During a series of public hearings this year, Montreal police representatives described the Taser -a stun gun that can deliver a 50,000-volt charge -as "an intermediate weapon" that would be used as an alternative to a firearm.
But the police representatives also noted that the device could be used to bring incidents involving heavily disturbed individuals to a quick conclusion -even when police use of a firearm is not necessarily the only alternative.
The committee's recommendation, which is scheduled to be tabled next week during a meeting of Montreal's agglomeration council, will seek to have the protocols for Taser use by police mirror those already in place for firearms -that the officer's life, or the lives of bystanders, be at risk.

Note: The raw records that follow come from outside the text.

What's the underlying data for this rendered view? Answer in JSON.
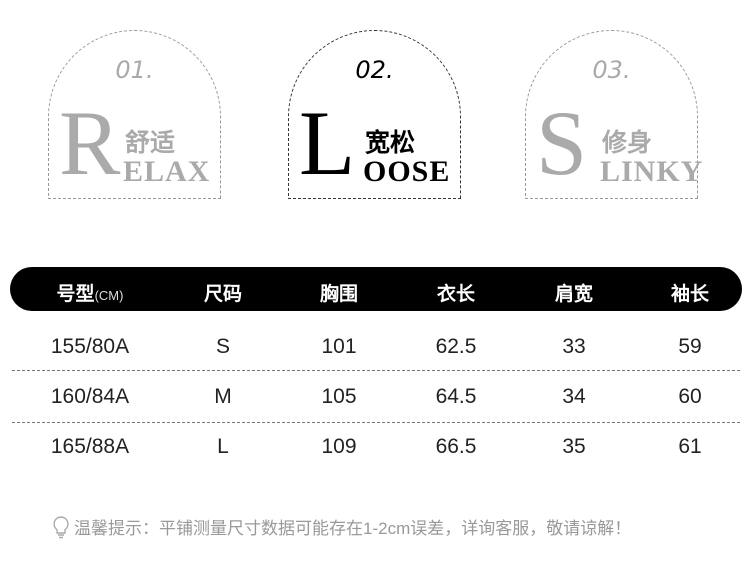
{
  "styles": [
    {
      "num": "01.",
      "letter": "R",
      "cn": "舒适",
      "rest": "ELAX",
      "active": false
    },
    {
      "num": "02.",
      "letter": "L",
      "cn": "宽松",
      "rest": "OOSE",
      "active": true
    },
    {
      "num": "03.",
      "letter": "S",
      "cn": "修身",
      "rest": "LINKY",
      "active": false
    }
  ],
  "table": {
    "headers": [
      "号型",
      "尺码",
      "胸围",
      "衣长",
      "肩宽",
      "袖长"
    ],
    "unit": "(CM)",
    "rows": [
      [
        "155/80A",
        "S",
        "101",
        "62.5",
        "33",
        "59"
      ],
      [
        "160/84A",
        "M",
        "105",
        "64.5",
        "34",
        "60"
      ],
      [
        "165/88A",
        "L",
        "109",
        "66.5",
        "35",
        "61"
      ]
    ]
  },
  "tip": {
    "icon": "lightbulb-icon",
    "text": "温馨提示：平铺测量尺寸数据可能存在1-2cm误差，详询客服，敬请谅解！"
  }
}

The protocol would also allow a Taser to be used if the life of the suspect is at risk -police intervening in a suicide attempt, for example.
The recommendation also calls for a Taser, once drawn, to be used only once on a suspect, and for the public security committee to be notified of any technological or training changes that might affect the Montreal police department's use of the device.
The report will also recommend that rather than using a Taser on mentally disturbed suspects, police call in support from someone trained to deal with individuals who have psychiatric problems.
Taser use by police has been under scrutiny in Montreal since the 2007 death of Quilem Registre, 38, four days after being tasered six times by police after he was stopped for a traffic violation. Coroner Catherine Rudel-Tessier concluded that while cocaine and alcohol in Registre's system might have contributed it to his death, it was "difficult to believe (the taserings) played no role."
The hearings heard that about 100 Montreal police officers are trained to use the 17 Tasers in the department. Montreal police discharged Tasers during 11 incidents in 2009, and they drew them from their holsters without using them another seven times.
Police statistics show Tasers were fired 11 times and drawn as a threat three more times in 2008; fired 23 times and used as a threat 10 times in 2007; fired 17 times and used as a threat 11 times in 2006.
During the three years after their introduction in 2001, Montreal police pulled out the stun gun 14 times.